Перепалка продолжалась еще какое-то время, потом все стихло. В сумерках из тюрьмы донеслась молитва: «Отче наш, Иже еси на небесех! Да святится имя Твое, да приидет Царствие Твое, да будет воля Твоя, яко на небеси и на земли. Хлеб наш насущный даждь нам днесь; и остави нам долги наша, якоже и мы оставляем должникам нашим; и не введи нас во искушение, но избави нас от лукаваго... Аминь»

Голоса взмывали, истаивая в вечерней дымке.

«И не введи нас во искушение»... Что-то пронзительно отчаянное почудилось священнику в этом хоре.

Шевеля губами, он прочел вместе с узниками молитву. «Ты молчал все это время,- прошептал он. - Но Ты не станешь безмолвствовать вечно!..»
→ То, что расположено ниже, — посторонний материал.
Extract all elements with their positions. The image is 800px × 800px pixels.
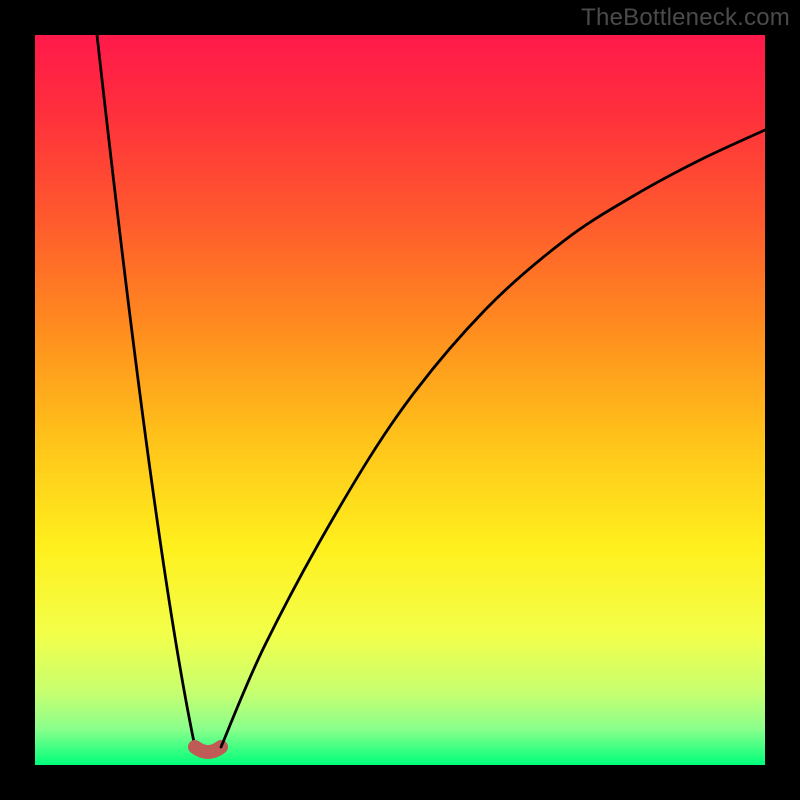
curve-floor	[195, 747, 221, 752]
watermark-text: TheBottleneck.com	[581, 4, 790, 32]
chart-root: TheBottleneck.com	[0, 0, 800, 800]
curve-right-branch	[221, 130, 765, 747]
plot-area	[35, 35, 765, 765]
curve-left-branch	[97, 35, 195, 747]
curve-overlay	[35, 35, 765, 765]
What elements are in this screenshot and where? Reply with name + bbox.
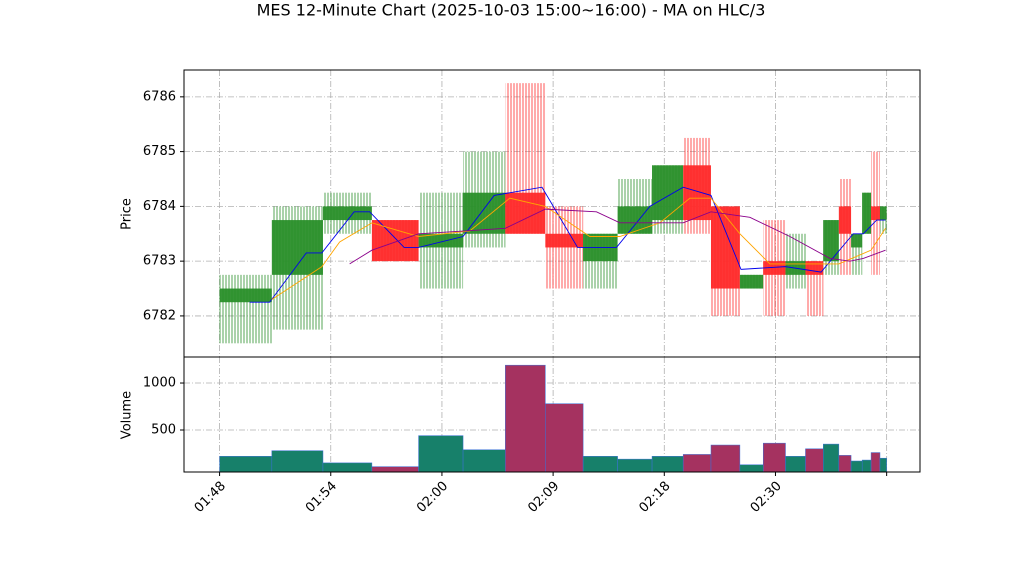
candle-wick [851, 233, 863, 275]
volume-bar [271, 450, 324, 473]
volume-bar [823, 443, 840, 473]
candle-body [371, 220, 419, 262]
y-tick-label: 6783 [143, 254, 176, 269]
y-axis-label: Price [120, 198, 135, 230]
y-tick-label: 6785 [143, 144, 176, 159]
volume-bar [371, 466, 419, 473]
volume-tick-label: 500 [151, 423, 176, 438]
x-tick-label: 02:30 [748, 479, 785, 516]
x-tick-label: 02:18 [636, 479, 673, 516]
candle-body [683, 165, 711, 221]
candle-body [505, 192, 546, 234]
volume-bar [462, 449, 506, 473]
candle-body [879, 206, 887, 221]
candle-body [823, 220, 839, 262]
y-tick-label: 6782 [143, 308, 176, 323]
x-tick-label: 01:54 [303, 479, 340, 516]
volume-panel-frame [183, 356, 921, 473]
volume-bar [617, 458, 653, 473]
volume-bar [861, 459, 872, 473]
candle-body [805, 261, 824, 275]
ma-line [349, 208, 886, 265]
candle-body [871, 206, 880, 221]
volume-axis-label: Volume [120, 391, 135, 439]
volume-bar [805, 448, 824, 473]
ma-line [271, 197, 886, 300]
x-tick-label: 01:48 [192, 479, 229, 516]
volume-tick-label: 1000 [143, 376, 176, 391]
volume-bar [850, 460, 863, 473]
volume-bar [418, 435, 464, 473]
x-tick-label: 02:09 [525, 479, 562, 516]
volume-bar [582, 456, 618, 473]
ma-line [249, 186, 886, 303]
candle-body [838, 206, 852, 234]
y-tick-label: 6786 [143, 89, 176, 104]
volume-bar [682, 454, 712, 473]
candle-body [418, 233, 464, 248]
candle-body [271, 220, 323, 275]
chart-title: MES 12-Minute Chart (2025-10-03 15:00~16… [257, 1, 766, 20]
volume-bar [762, 442, 786, 473]
candle-wick [219, 274, 272, 344]
candle-body [851, 233, 863, 248]
candle-body [219, 288, 272, 303]
volume-bar [710, 444, 741, 473]
candle-body [739, 274, 764, 289]
volume-bar [545, 403, 584, 473]
candle-body [322, 206, 372, 221]
volume-bar [879, 457, 887, 473]
volume-bar [651, 456, 684, 473]
volume-bar [838, 455, 852, 473]
volume-bar [322, 462, 373, 473]
volume-bar [505, 364, 546, 473]
volume-bar [219, 456, 273, 473]
volume-bar [785, 456, 806, 473]
candle-body [763, 261, 786, 275]
x-tick-label: 02:00 [414, 479, 451, 516]
y-tick-label: 6784 [143, 199, 176, 214]
volume-bar [870, 452, 881, 473]
volume-bar [739, 464, 764, 473]
candle-body [710, 206, 740, 289]
candle-body [652, 165, 684, 221]
candle-body [545, 233, 584, 248]
candle-body [862, 192, 872, 234]
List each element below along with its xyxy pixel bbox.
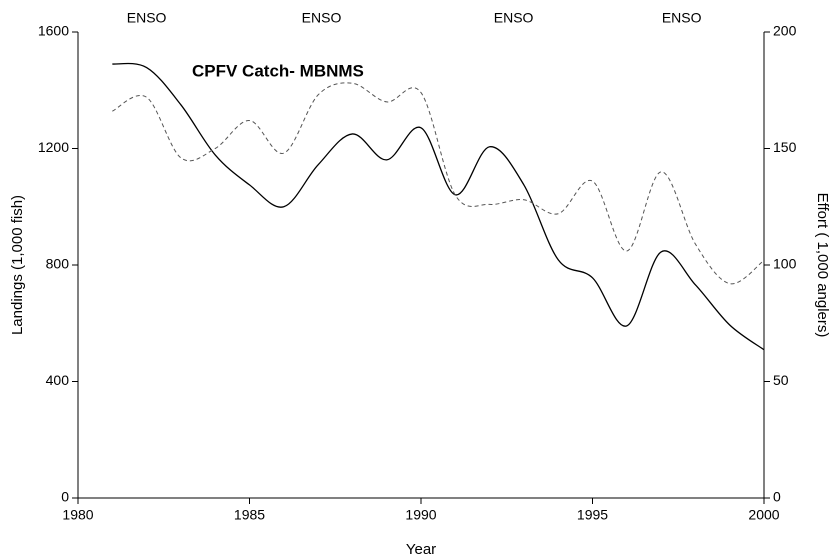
y-tick-label: 1200 — [38, 139, 69, 155]
x-tick-label: 1980 — [62, 507, 93, 523]
y2-tick-label: 150 — [773, 139, 797, 155]
y2-tick-label: 100 — [773, 256, 797, 272]
y2-tick-label: 50 — [773, 372, 789, 388]
annotation: ENSO — [494, 10, 534, 26]
y2-tick-label: 200 — [773, 23, 797, 39]
y2-axis-label: Effort ( 1,000 anglers) — [814, 193, 831, 338]
annotation: ENSO — [127, 10, 167, 26]
y-tick-label: 400 — [46, 372, 70, 388]
x-tick-label: 1990 — [405, 507, 436, 523]
x-tick-label: 1995 — [577, 507, 608, 523]
x-tick-label: 2000 — [748, 507, 779, 523]
y-tick-label: 800 — [46, 256, 70, 272]
annotation: ENSO — [302, 10, 342, 26]
y2-tick-label: 0 — [773, 489, 781, 505]
annotation: ENSO — [662, 10, 702, 26]
y-tick-label: 1600 — [38, 23, 69, 39]
y-tick-label: 0 — [61, 489, 69, 505]
x-axis-label: Year — [406, 541, 436, 558]
data-line — [112, 62, 765, 351]
data-line — [112, 82, 765, 285]
x-tick-label: 1985 — [234, 507, 265, 523]
y-axis-label: Landings (1,000 fish) — [9, 195, 26, 335]
chart-title: CPFV Catch- MBNMS — [192, 61, 364, 80]
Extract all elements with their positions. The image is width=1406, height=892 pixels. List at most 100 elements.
На другой день он испросил позволения подойти к заключенным, трудившимся под неусыпным надзором стражей в тюремном дворе над грядками. Узники, вяло махавшие мотыгами, с удивлением обернулись к нему. И он подумал, что уже где-то видел не только их лица, но даже рваные, выцветшие крестьянские кимоно: Ну конечно! Он не сразу узнал их лишь потому, что в заточении у мужчин отросла борода, кожа приобрела землистый оттенок.

Женщина ахнула.

- Падре! Вот так встреча... Кто бы подумал...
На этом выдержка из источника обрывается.